Written By:
Brideen Gallagher
Vice President, The Collingwood Group

Brian O’Reilly raised some very intriguing propositions on dealing with the ever growing issue of borrower income/wealth trapped in deflated, under-water home values. While these ideas address each constituency impacted—borrower, lender, investor, taxpayer—there is still no evidence that the Administration, Congress or the regulators have any plans to address the current crisis.

Much has been made about the impact any mass refinance program could have on servicers and lenders, who would be deluged with new applications that they are not staffed to handle and, in this unprecedented low rate environment, not likely to prioritize. Let’s be honest—it’s much easier, and more profitable, to handle a “traditional” refinance than a refinance under the current HARP program. Also investors in MBS, who will experience prepayments at speeds they did not count on, may be wary of future investment in MBS if these programs can be changed on a dime. OK, say all of this is true. There is still a huge clog in the mortgage finance system and the tub is about to overflow. What about slicing off a segment of the most at-risk and underserved borrowers and launching a targeted campaign to offer these borrowers an option to take advantage of these low interest rates ? If it works, and in my opinion it will, it can be expanded to other borrowers as warranted, and could jump start the climb out of the economic morass where we now find ourselves.
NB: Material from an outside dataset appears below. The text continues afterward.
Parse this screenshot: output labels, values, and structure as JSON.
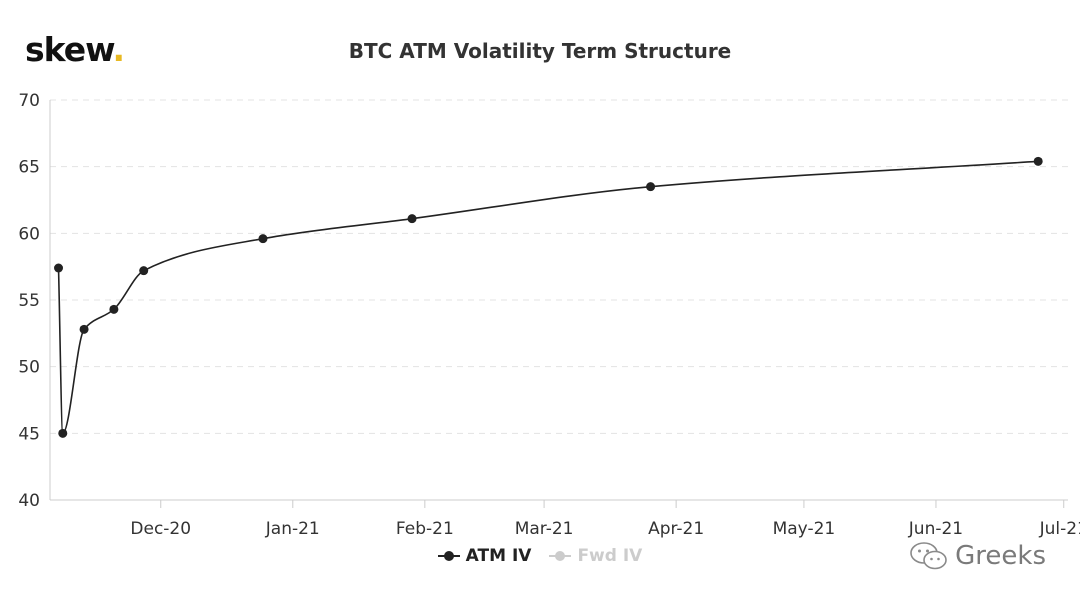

As referenced in Brian’s posting, there are creative, viable private market solutions currently available that could be applied to a specific segment of the housing market that owes more than their home is worth but has been living up to their monthly obligations despite the hardship, and sometimes logic, of doing so. For example, borrowers who find themselves at 105%-125% LTV that are able are continuing to make payments, but no doubt are becoming more discouraged monthly by the fact that they are now, in effect, renters, but cannot “renegotiate” their “rent” and cannot walk away without devastating effects to their credit, not to mention their conscience. So here’s a new and improved plan :

1. Identify these borrowers in GSE/Ginnie Mae MBS and verify they have been making timely payments
2. Offer these borrowers an opportunity to reset their interest rate to a market rate plus some premium ( say .50%) by simply logging into a secure web based system and choosing rate reset option
3. Subsidize reduced payments (average of $250 per month) for a period of time, say 2-5 years, depending on the vintage of the origination.

Technology exists TODAY that can accomplish this in very short order. Yes, there is a cost to any subsidy, but it’s a small investment compared with the huge write-

downs that could occur with any sort of principal reduction or true modification / refinance alternative.

Of course we can continue to do nothing, and run the (likely) risk that these borrowers will lose hope and decide to default, tying up the immediate “economic stimulus” of cash flow a rate reduction would give these borrowers to spend or put toward righting their equity ship.

With some political and regulatory will, this sort of initiative can and should happen. There is little ability, or incentive, for the GSEs to implement any strategic plan without the endorsement and direction of the regulator—FHFA. The newly formed CFPB should opine as well, as this is of clear benefit to consumers. Who else needs to chime in??